CV19 is serious. But it is not anywhere near as serious as media like to portray.
And, having had one L4 lockdown, it is extremely improbable that pop is going to comply and consent to another, at the expense of wrecking the NZ (and world) economies til we get a vaccine that (a) might not be widely available til end of 2021 and (b) might not work for all strains of virus
Really, it is about time now that a few alternative viewpoints got a bit of airtime instead of being dismissed out of hand as outside the acceptable "narrative"

For electioneering to be on hold by all parties it is unfair for Jacinda to get 52 minutes airtime yesterday at 4pm plus news coverage. This is the sort of thing you get in a single party state.

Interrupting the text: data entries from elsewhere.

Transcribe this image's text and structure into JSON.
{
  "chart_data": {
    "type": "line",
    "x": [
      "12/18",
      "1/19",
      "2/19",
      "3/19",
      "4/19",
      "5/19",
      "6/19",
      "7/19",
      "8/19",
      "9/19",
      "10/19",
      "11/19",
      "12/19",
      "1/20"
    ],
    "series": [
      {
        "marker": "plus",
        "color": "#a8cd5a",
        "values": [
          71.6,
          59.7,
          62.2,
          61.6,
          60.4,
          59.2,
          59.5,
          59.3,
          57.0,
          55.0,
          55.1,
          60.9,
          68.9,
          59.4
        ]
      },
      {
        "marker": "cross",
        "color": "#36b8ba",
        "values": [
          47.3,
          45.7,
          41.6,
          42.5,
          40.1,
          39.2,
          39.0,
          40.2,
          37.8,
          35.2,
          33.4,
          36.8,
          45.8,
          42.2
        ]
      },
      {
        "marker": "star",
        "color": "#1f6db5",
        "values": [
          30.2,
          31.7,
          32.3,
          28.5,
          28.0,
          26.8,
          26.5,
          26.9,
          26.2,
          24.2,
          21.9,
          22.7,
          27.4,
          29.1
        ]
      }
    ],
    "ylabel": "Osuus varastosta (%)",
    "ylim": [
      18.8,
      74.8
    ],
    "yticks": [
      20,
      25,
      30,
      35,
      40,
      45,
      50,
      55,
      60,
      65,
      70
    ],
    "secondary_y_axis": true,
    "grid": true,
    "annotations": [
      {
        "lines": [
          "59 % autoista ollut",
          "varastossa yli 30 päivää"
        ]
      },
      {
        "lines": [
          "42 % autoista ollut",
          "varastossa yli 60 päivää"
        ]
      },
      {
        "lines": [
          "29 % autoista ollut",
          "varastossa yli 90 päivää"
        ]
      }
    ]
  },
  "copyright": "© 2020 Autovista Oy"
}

52 mins airtime. She was not speaking for 52 mins. Bloomfield was a lot of the time.
Also, what earthly difference would Judith be?
Also, when there is proper "campaigning " how many people change their mind in last 6 weeks. Uk evidence shows it is minimal.
Last 8 polls have seen Labour at 52% or higher, over last 4 months.
When we do have an election, as in 2017, I am afraid media give no space to parties to discuss policies, except for a few mins at a time on discussion programmes where they shout over each other.
The middle ground floating vote (about 15-25% of electorate, and esp those female aged 40-55, have shifted from National to Labour.
That is not going to change whilst CV19 is prevalent in world.
So postponing election will not save you Judith.

The middle ground floating vote (about 15-25% of electorate, and esp those female aged 40-55, have shifted from National to Labour.

Spot on. Clark to Key to Ardern. It's a fairly simple equation to win an election. Put up a personable leader with the self confidence to lead.

Kim Hill ripped Judith a new one this morning - it was a thing of aural beauty.

Kim Hill is our smartest journalist, and by some margin. And yes, she gave the Leader of the Opposition what she deserved.

But not even Kim Hill is addressing the compounding issued overhanging us.


There would not be all these queues for testing if people listened to what they were told:
"get a test if you are symptomatic"
Those who are symptomatic have to wait with all those (about 98%) who are not.
That is reason they have to wait so long.
This panic rush for a test is solely due to media over stating CV19 risk to 80% of pop, which is minimal.

It's just the usual sheep-like behaviour of humans, the vast majority of whom are not very smart...

Assuming the situation gets worse before it gets better there are two options - either postpone the election until a level playing field is available, or if Jacinda won't play ball bring out the attack dogs and make the quarantine failure a full blown election issue.

With 13 new cases found today Alk is most likely going to lvl 4.
When one party hogs the limelight, there is little to no chance for the other Parties.
Labour and Greens will want to carry on.
All the others including NZF will want it postponed.
The lawyers will be flat out looking for an angle to seek court action to call it off.

Now let Judith shows how she can crush the virus.. Just like what she promised to do to the boy racers.

It would be nice if instead of smirking and bitching on sidelines, Judith and Gerry could suggest what they would do differently and why their watch over CV19 would be so much better?? Like their prev suggestion and sniping about opening border with Aus and letting in lots more Chinese students and having the Universities do the isolation for them. Yes, that sounds airtight. Pathetic

Anyone ask the PM lately about how well she's doing in eradicating mycoplasma bovis after culling about 140,000 cows and now a few years down the track. Let's do this! ....... still a few more to cull!

Another case of folk deliberately escaping from isolation only to disavow responsibility and blame the politicians?

Forget about whether National could do any better - could they do any worse?